One approach that can be particularly effective in helping contemporise internal audit to the innovation happening across a business is the Agile internal audit method. Derived from Agile software principles, Agile methods foster rapid response to emerging issues, closer collaboration with stakeholders, faster delivery cycles, and streamlined reporting. Good candidates for Agile internal audit are areas with a need for more responsive and relevant reporting – such as high-stakes projects like IT installations or merger integrations – and where internal audit groups need to do more with less.
How prepared is internal audit to manage culture risk?
Regulators and boards are increasingly focusing on risk culture because culture drives behavior: it largely determines decisions, conduct, and risk-taking within an organisation. However, many organisations continue to treat it as a compliance issue rather than as a driver of conduct and organisational performance.
As an internal audit matter, risk culture is a gray, soft and subjective area reliant upon non-traditional audit methodologies to monitor intangible drivers of risk. It is not a matter of reviewing risk-related policies and procedures; it is a matter of developing an understanding of people’s approach to managing risk as they do their jobs. Accordingly, a company’s management processes, behavioral norms, internal and external statements, and reward systems should be audited and aligned to promote the right risk-related decisions and risk management behaviors.
There are distinct ways that internal audit teams can approach auditing risk culture, and they must also determine whether it should be evaluated as part of their audits, or if a separate culture audit is better-suited to their organizations’ needs.
What should internal audit know about the business complying with new regulations and standards?
Internal audit teams are also increasingly being asked by leadership to weigh-in with their assessments on new regulations and associated reporting requirements that could affect the business – and provide their opinions on the business’ level of readiness to comply with new reporting requirements, such as providing clarity on accountability, responsibility, and level of preparedness.
This is critically important for 2018 given the number of high-stake regulations and accounting standards going into effect over the next 12 months, including but not limited to new revenue recognition and lease accounting standards issued by the Financial Accounting Standards Board (FASB) and International Accounting Standards Board (IASB), as well as the European Union’s General Data Protection Regulation (GDPR).
Take the GDPR as an example: internal audit must be ready to evaluate the business’ awareness of the GDPR and understand what the risks are to the business, how ready it is to implement, and what the business’ governance model is in terms of roles and responsibilities.
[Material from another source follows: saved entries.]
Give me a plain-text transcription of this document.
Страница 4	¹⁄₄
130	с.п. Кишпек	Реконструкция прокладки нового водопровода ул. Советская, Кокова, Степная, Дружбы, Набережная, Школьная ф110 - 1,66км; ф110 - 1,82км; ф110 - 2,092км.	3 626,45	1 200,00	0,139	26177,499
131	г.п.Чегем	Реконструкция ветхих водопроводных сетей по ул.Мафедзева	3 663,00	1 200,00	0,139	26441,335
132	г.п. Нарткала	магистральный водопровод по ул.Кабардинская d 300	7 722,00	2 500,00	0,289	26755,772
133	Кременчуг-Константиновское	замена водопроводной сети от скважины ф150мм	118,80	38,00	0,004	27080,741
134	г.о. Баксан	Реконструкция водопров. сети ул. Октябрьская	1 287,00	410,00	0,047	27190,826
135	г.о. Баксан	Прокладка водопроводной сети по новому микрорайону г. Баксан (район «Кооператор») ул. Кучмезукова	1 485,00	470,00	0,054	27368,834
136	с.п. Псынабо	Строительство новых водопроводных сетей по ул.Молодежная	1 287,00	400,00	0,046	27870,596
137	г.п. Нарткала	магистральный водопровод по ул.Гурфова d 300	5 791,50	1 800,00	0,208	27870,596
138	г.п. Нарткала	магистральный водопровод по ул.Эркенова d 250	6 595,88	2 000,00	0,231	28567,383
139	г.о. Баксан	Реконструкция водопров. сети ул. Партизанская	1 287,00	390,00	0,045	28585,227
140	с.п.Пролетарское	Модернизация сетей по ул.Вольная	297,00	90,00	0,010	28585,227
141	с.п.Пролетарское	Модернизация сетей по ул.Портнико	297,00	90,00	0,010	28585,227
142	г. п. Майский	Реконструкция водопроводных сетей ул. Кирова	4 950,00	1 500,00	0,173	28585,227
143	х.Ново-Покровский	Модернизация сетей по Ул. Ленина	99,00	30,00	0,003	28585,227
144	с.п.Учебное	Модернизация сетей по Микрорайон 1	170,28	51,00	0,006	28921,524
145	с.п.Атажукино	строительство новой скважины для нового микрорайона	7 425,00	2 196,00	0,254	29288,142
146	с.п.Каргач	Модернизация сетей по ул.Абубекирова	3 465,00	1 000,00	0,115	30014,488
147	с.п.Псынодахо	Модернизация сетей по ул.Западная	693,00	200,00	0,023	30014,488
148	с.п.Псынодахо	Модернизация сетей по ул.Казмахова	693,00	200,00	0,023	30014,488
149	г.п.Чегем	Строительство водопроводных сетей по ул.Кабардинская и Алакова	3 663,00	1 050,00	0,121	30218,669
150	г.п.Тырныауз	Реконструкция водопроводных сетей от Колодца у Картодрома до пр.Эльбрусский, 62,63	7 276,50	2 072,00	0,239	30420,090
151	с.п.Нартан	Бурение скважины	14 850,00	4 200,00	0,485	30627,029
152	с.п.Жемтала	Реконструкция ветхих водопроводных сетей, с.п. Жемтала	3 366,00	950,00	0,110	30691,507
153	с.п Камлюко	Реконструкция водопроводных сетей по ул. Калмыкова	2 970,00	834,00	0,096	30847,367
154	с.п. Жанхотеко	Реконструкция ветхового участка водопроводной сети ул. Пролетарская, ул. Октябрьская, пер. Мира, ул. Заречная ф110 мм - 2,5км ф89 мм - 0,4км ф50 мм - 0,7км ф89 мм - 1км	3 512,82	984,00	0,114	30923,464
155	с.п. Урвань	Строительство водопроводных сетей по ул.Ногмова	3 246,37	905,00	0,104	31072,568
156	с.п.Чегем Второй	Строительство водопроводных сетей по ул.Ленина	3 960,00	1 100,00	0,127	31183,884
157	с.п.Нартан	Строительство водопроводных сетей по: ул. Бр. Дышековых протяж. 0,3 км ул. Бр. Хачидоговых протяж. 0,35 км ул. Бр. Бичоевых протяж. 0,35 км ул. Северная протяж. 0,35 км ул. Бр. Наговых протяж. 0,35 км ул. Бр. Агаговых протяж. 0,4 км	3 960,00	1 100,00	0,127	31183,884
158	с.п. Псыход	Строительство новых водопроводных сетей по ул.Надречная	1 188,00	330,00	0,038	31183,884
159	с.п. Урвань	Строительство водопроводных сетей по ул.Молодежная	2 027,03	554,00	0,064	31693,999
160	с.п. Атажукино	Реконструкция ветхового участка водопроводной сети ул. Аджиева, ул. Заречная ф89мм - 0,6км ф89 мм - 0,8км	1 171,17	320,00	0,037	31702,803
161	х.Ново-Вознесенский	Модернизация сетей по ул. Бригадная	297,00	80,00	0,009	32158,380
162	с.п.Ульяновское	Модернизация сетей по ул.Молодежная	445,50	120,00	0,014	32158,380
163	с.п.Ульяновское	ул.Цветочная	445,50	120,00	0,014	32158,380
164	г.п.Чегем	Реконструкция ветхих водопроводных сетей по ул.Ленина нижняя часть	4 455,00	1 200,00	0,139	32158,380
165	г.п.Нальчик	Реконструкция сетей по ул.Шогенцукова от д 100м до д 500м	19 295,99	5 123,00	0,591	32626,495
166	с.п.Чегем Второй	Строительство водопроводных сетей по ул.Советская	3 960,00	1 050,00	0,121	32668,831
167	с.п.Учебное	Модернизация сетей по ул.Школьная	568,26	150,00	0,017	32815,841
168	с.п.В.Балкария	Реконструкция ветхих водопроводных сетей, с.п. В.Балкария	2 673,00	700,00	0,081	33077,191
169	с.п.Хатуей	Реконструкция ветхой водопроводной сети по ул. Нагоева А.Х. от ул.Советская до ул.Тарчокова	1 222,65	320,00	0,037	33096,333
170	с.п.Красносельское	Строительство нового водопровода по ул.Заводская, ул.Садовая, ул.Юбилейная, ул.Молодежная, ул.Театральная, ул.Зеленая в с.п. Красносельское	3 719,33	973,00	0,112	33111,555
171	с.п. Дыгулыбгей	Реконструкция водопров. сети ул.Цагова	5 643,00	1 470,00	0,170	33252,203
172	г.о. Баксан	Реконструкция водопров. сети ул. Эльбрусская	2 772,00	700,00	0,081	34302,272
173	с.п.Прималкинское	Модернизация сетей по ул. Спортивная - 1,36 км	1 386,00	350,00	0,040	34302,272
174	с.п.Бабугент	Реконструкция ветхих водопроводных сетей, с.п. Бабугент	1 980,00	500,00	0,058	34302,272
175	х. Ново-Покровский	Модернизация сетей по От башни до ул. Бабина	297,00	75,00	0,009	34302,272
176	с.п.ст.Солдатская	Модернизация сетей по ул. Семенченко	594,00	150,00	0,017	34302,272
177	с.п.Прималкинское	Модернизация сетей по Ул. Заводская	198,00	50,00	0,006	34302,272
At the end of the day, boards and c-suite executives want assurance that there is a sufficient response mechanism in place for a GDPR failure or breach.
Of course, there are myriad other high-impact areas that internal audit teams will need to evaluate, including third-party risk management, integrated risk and sustainability assurance, strategic and emerging risk monitoring, strategic planning, and media audits.
While not every company will be impacted by the same issues in the next twelve months, it will be important for internal audit teams across industries to analyse which emerging risks could be the most impactful to their organisation and ready themselves and the business to prepare and respond accordingly. In this way, internal auditors can work toward driving value, impact and influence in the year ahead.